A new study by researchers at UC Berkeley, UCLA, and Climate Central has found that as sea levels rise, hundreds of toxic sites along the California coast are at risk of flooding, with the most significant potential impact on the state’s most marginalized communities.

The Risks

The study identified 736 facilities at risk of coastal flooding and an additional 173 with projected groundwater encroachment. Furthermore, residents living within 1 kilometer of these sites were more likely to be people of color, living below the poverty line, unemployed or experiencing another form of social disadvantage such as linguistic isolation.

The Tool

To help individuals better understand the risks of climate change and rising sea levels, the researchers have developed an interactive online tool in English and Spanish that allows users to map toxic sites at risk of coastal flooding by county or individual facility. Users can also overlay indicators of nearby residents’ social vulnerability.

The Implications

The threat of additional exposures from sea-level rise will only exacerbate the inequities that low-income communities and communities of color already face. Compared to their neighbors, socially vulnerable residents can also face more challenges to evacuate during a flood and often experience social stressors that can make them more susceptible to the health impacts of pollutant exposures.
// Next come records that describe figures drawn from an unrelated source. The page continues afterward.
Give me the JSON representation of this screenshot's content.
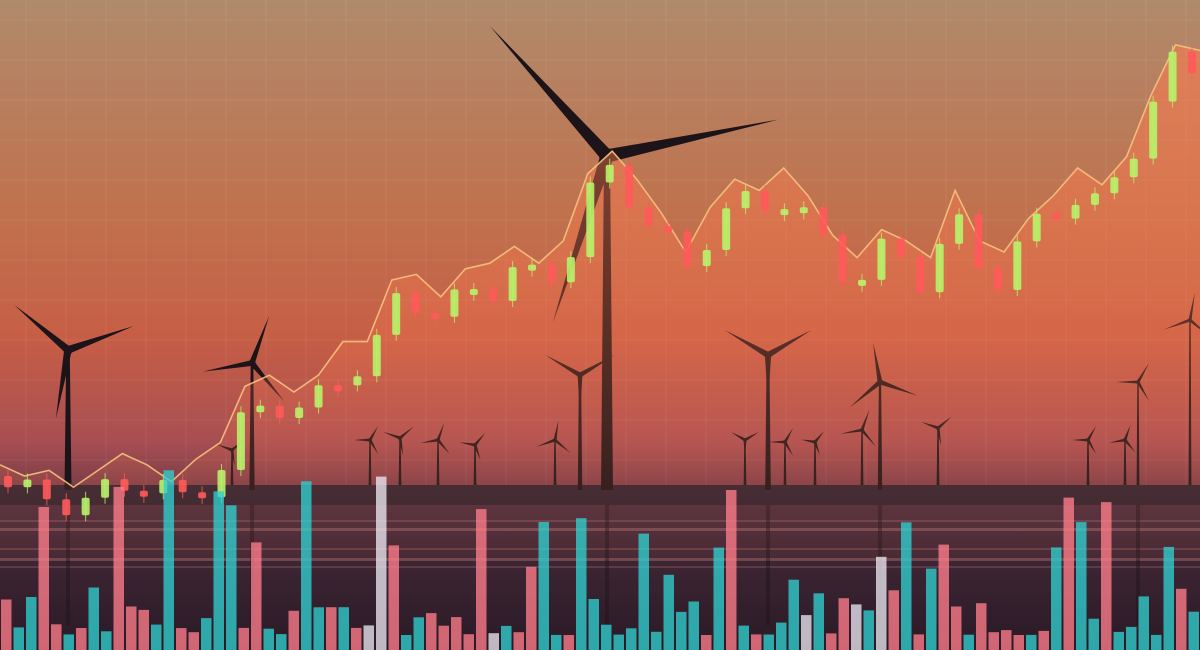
{
  "scene": {
    "description_tag": "photo-composite",
    "sky_colors": [
      "#b08a6c",
      "#c0724e",
      "#c65e46",
      "#a84e52",
      "#5a3040"
    ],
    "water_color": "#3a2434",
    "area_stroke": "#f6c27e",
    "area_fill": "#ff7a4e",
    "candle_up_color": "#b8f36a",
    "candle_down_color": "#ff5a5a",
    "volume_colors": [
      "#2fd0d0",
      "#ff7c8a",
      "#e9e6ee"
    ],
    "turbine_color": "#1c1418",
    "grid": true
  },
  "chart_data": {
    "type": "area",
    "title": "",
    "xlabel": "",
    "ylabel": "",
    "ylim": [
      0,
      100
    ],
    "x": [
      0,
      1,
      2,
      3,
      4,
      5,
      6,
      7,
      8,
      9,
      10,
      11,
      12,
      13,
      14,
      15,
      16,
      17,
      18,
      19,
      20,
      21,
      22,
      23,
      24,
      25,
      26,
      27,
      28,
      29,
      30,
      31,
      32,
      33,
      34,
      35,
      36,
      37,
      38,
      39,
      40,
      41,
      42,
      43,
      44,
      45,
      46,
      47,
      48,
      49
    ],
    "series": [
      {
        "values": [
          17,
          15,
          16,
          13,
          16,
          19,
          17,
          14,
          18,
          21,
          31,
          33,
          30,
          33,
          39,
          39,
          50,
          51,
          47,
          52,
          53,
          56,
          53,
          57,
          69,
          73,
          68,
          62,
          55,
          63,
          68,
          66,
          70,
          65,
          58,
          54,
          59,
          57,
          54,
          66,
          57,
          55,
          61,
          65,
          70,
          67,
          72,
          83,
          92,
          91
        ]
      }
    ],
    "candlesticks": {
      "count": 62,
      "up_color": "#b8f36a",
      "down_color": "#ff5a5a"
    },
    "volume_bars": {
      "count": 96
    }
  }
}
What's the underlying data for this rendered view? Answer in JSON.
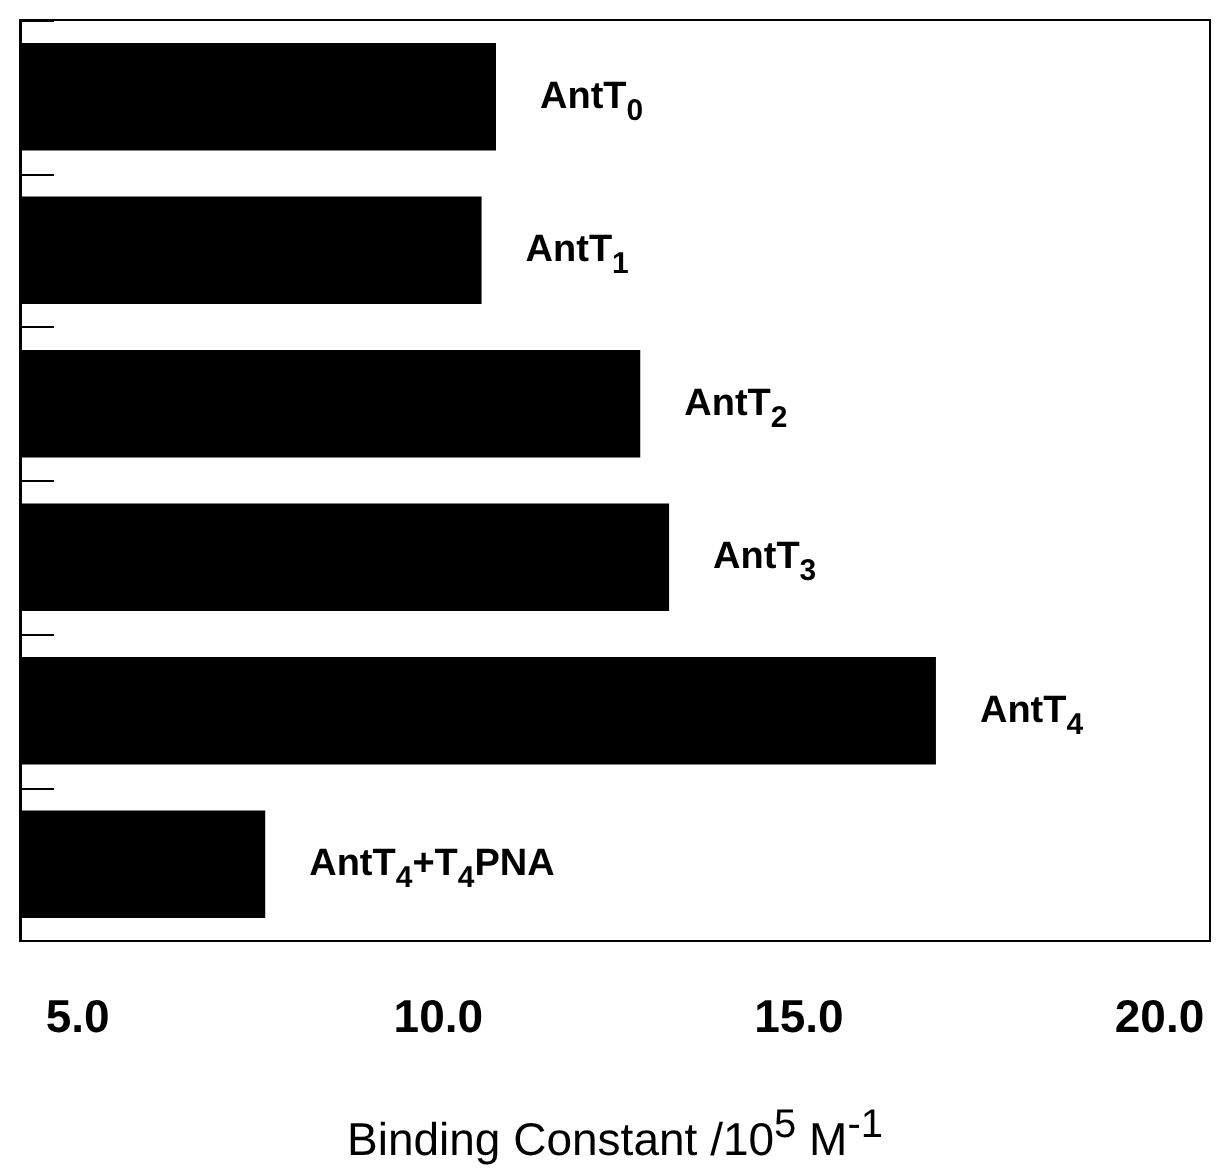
{
  "chart_data": {
    "type": "bar",
    "orientation": "horizontal",
    "xlabel": "Binding Constant /10$^{5}$ M$^{-1}$",
    "categories": [
      "AntT$_{0}$",
      "AntT$_{1}$",
      "AntT$_{2}$",
      "AntT$_{3}$",
      "AntT$_{4}$",
      "AntT$_{4}$+T$_{4}$PNA"
    ],
    "values": [
      10.8,
      10.6,
      12.8,
      13.2,
      16.9,
      7.6
    ],
    "color": "#000000",
    "xlim": [
      4.2,
      20.7
    ],
    "xticks": [
      {
        "value": 5,
        "label": "5.0"
      },
      {
        "value": 10,
        "label": "10.0"
      },
      {
        "value": 15,
        "label": "15.0"
      },
      {
        "value": 20,
        "label": "20.0"
      }
    ],
    "tick_labels": "x",
    "grid": false
  }
}
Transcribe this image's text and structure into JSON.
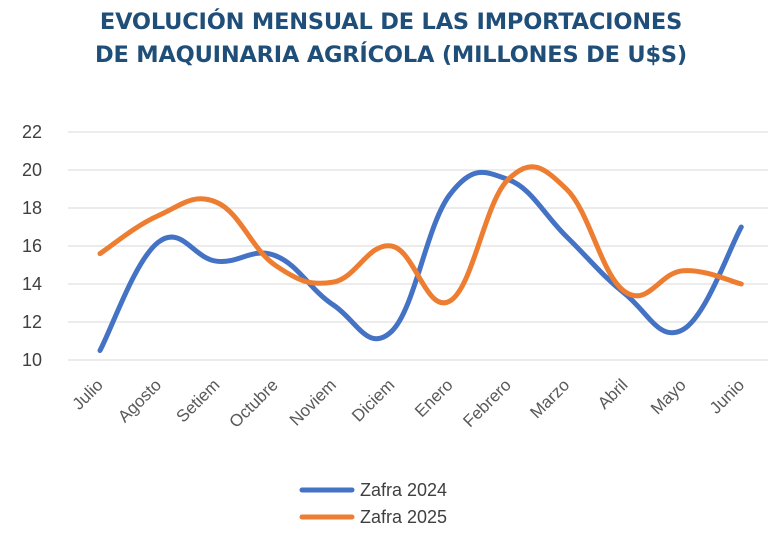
{
  "chart_data": {
    "type": "line",
    "title_line1": "EVOLUCIÓN MENSUAL DE LAS IMPORTACIONES",
    "title_line2": "DE MAQUINARIA AGRÍCOLA (MILLONES DE U$S)",
    "categories": [
      "Julio",
      "Agosto",
      "Setiem",
      "Octubre",
      "Noviem",
      "Diciem",
      "Enero",
      "Febrero",
      "Marzo",
      "Abril",
      "Mayo",
      "Junio"
    ],
    "series": [
      {
        "name": "Zafra 2024",
        "color": "#4472c4",
        "values": [
          10.5,
          16.2,
          15.2,
          15.5,
          12.9,
          11.5,
          18.7,
          19.5,
          16.5,
          13.5,
          11.6,
          17.0
        ]
      },
      {
        "name": "Zafra 2025",
        "color": "#ed7d31",
        "values": [
          15.6,
          17.6,
          18.3,
          15.0,
          14.1,
          16.0,
          13.1,
          19.5,
          19.0,
          13.6,
          14.7,
          14.0
        ]
      }
    ],
    "yticks": [
      10,
      12,
      14,
      16,
      18,
      20,
      22
    ],
    "ylim": [
      10,
      22
    ],
    "xlabel": "",
    "ylabel": "",
    "grid": true,
    "legend_position": "bottom"
  }
}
San Mateo and Alameda counties are projected to host the most at-risk hazardous sites by 2050, but by 2100, Orange County is projected to surpass both as oil and gas wells there and in Los Angeles County face rising coastal flood risks.

In conclusion, as California invests in community resilience to climate change, it is essential that considerations of environmental justice are at the forefront. Climate change amplifies inequality, and sea-level rise will present additional risks of pollutant releases to communities already living with pollution sources in their backyards.